Chances are, the amount of negative equity in your vehicle is unique to you. Determining your car’s negative equity means comparing your existing loan balance to the vehicle’s current value. To do this, get an estimated value of the vehicle from a site like Kelley Blue Book or NADAguides, and compare it to your lender’s 10-day repayment amount.

Stuck on the exchange conveyor belt?

If you are still rolling on negative equity on your auto loans, you may be on the trading treadmill. It is generally defined as a cycle of being underwater on your car loan and simply opting to roll that negative equity every time you buy.

It is also a cycle that is easy to fall into.

Because negative equity rollover means increasing the amount you need to borrow, it also means more interest charges and possibly longer loan terms to make monthly payments more affordable. Before you know it, you are having trouble paying off the loan quickly enough to deal with the depreciation of the vehicle (loss of value over time).

Anytime you renew negative equity, you are likely to start your next car loan in a negative equity position. again because you probably borrowed more than the value of the vehicle.

Getting off the trade-in treadmill can be as simple as waiting for your loan balance to catch up with your vehicle’s value. Staying up to date on your auto loan and keeping your vehicle in good condition can help you catch up, or even make extra payments when you can. Over time, your car’s depreciation also slows down if you maintain it.

Auto loans for bad credit and negative equity

Many borrowers with bad credit can find themselves in a negative equity situation if their interest rate is high, making it difficult to repay their loan quickly. Since your credit score is usually the most important factor in determining your interest rate, a borrower with credit problems may be more likely to have an underwater car loan due to interest charges and a high loan balance.

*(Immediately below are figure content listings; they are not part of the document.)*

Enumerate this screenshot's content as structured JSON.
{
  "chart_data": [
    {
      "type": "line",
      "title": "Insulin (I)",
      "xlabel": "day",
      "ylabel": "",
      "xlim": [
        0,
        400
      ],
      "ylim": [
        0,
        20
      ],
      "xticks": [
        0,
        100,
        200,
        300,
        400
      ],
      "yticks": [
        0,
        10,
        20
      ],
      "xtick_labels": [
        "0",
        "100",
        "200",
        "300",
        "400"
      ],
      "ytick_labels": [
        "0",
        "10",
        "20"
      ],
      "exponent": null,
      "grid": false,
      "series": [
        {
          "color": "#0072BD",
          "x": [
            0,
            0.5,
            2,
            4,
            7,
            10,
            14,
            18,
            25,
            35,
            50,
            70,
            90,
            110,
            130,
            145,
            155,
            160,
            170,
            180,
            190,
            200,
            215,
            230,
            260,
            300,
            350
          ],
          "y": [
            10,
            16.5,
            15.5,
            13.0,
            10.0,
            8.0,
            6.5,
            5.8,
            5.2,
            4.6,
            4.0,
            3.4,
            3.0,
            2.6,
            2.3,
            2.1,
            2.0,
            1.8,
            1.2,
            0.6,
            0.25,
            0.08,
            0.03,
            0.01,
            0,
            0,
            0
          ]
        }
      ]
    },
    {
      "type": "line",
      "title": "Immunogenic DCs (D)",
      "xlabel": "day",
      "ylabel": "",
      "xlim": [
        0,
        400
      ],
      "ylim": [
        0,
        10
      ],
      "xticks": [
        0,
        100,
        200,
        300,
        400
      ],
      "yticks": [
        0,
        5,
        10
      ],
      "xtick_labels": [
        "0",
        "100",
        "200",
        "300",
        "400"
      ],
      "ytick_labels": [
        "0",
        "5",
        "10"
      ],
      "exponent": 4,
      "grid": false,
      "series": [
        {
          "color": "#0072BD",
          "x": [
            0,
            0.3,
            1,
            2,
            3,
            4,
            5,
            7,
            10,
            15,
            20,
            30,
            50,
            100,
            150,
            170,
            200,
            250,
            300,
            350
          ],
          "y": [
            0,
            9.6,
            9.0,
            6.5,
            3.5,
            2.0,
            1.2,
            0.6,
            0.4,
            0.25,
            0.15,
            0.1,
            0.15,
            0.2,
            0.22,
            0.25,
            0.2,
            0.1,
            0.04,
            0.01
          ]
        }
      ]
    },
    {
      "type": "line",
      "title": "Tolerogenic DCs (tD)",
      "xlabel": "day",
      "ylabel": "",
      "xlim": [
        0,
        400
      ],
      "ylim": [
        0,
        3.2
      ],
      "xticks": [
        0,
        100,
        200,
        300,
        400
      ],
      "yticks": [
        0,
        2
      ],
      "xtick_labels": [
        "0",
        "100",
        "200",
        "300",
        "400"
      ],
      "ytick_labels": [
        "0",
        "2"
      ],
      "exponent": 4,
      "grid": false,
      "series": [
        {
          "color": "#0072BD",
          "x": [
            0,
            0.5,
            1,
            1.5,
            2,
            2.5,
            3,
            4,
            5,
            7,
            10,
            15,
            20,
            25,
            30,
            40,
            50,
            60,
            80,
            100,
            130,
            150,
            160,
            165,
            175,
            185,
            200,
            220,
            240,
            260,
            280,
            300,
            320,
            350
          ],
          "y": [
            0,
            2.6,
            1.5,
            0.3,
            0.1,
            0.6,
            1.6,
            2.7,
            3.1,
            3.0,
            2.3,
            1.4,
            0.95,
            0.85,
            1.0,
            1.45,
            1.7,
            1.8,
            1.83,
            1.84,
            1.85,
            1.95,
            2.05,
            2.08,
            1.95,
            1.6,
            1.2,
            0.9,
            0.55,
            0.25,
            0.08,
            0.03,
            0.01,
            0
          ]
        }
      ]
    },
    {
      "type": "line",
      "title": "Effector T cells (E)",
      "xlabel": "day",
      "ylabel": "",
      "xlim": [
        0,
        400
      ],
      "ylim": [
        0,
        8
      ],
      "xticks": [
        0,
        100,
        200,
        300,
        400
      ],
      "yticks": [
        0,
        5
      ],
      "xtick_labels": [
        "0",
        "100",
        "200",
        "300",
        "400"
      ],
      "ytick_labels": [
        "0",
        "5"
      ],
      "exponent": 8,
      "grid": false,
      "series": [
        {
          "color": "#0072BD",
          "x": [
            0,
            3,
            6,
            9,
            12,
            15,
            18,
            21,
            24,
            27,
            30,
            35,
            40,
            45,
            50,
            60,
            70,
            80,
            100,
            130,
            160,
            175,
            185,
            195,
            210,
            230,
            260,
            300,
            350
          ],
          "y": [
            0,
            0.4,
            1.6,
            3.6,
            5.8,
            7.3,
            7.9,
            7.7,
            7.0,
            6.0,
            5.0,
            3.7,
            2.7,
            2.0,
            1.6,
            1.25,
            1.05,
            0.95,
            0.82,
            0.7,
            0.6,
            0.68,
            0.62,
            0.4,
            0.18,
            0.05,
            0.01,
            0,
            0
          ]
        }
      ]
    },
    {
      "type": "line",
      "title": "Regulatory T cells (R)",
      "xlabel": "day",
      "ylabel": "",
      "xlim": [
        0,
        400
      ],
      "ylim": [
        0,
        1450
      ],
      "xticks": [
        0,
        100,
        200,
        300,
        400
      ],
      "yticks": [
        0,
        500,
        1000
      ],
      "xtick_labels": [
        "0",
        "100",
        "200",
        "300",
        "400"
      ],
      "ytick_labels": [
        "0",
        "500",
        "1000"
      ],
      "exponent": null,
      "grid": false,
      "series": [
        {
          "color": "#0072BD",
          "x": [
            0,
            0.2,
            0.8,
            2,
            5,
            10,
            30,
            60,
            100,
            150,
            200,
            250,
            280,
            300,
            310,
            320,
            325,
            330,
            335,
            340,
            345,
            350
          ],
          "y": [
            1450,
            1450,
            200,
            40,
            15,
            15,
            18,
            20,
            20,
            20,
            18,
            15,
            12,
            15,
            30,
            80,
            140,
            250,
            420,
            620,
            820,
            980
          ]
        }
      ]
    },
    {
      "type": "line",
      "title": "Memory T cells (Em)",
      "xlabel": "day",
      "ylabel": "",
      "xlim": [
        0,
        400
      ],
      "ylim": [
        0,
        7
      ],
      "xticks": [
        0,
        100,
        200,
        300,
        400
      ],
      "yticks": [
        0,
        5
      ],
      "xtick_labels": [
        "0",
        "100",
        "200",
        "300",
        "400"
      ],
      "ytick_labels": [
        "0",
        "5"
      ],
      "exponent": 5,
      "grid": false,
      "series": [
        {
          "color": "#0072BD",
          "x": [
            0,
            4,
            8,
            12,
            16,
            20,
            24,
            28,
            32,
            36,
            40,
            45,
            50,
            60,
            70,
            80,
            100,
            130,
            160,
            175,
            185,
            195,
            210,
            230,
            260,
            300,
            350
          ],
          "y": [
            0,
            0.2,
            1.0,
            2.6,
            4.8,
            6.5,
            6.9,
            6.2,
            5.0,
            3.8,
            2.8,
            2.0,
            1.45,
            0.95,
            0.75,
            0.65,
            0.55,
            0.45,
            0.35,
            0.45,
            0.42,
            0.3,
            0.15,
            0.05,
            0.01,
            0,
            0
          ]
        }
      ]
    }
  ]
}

Fortunately, one of the best ways to improve your credit score is to acquire new credit that improves it. A car loan that is reported on your credit reports means that your timely payments are also reported. If you maintain a good payment history on your car loan, it could mean ending the loan with a better credit rating than you started with.

Subprime auto loans are reported to the credit bureaus and are generally intended for borrowers who are facing credit issues such as bankruptcy, no credit, situational bad credit, and other difficult credit situations.

If your current car loan isn’t helping you improve your credit score, it might be time to consider a subprime car loan that’s supposed to fix your credit. A higher credit score means a better chance of auto loan approval and qualifying for a better lower interest rate next time.

Need Auto Loan Resources?

TO Auto Express Credit, we know how difficult it can be for borrowers with credit problems to find a lender who can help them get the vehicle they need. And trying to find a lender can be time consuming – so let us help you!

We have developed a network of dealers from coast to coast who are registered with subprime lenders who specialize in helping borrowers facing unique credit situations. If you need a car loan and don’t know where to go, let us guide you. Fill out our completely free and non-binding auto loan application form. We will look for a dealer in your area who has signed up with lenders who can help you with unique credit challenges.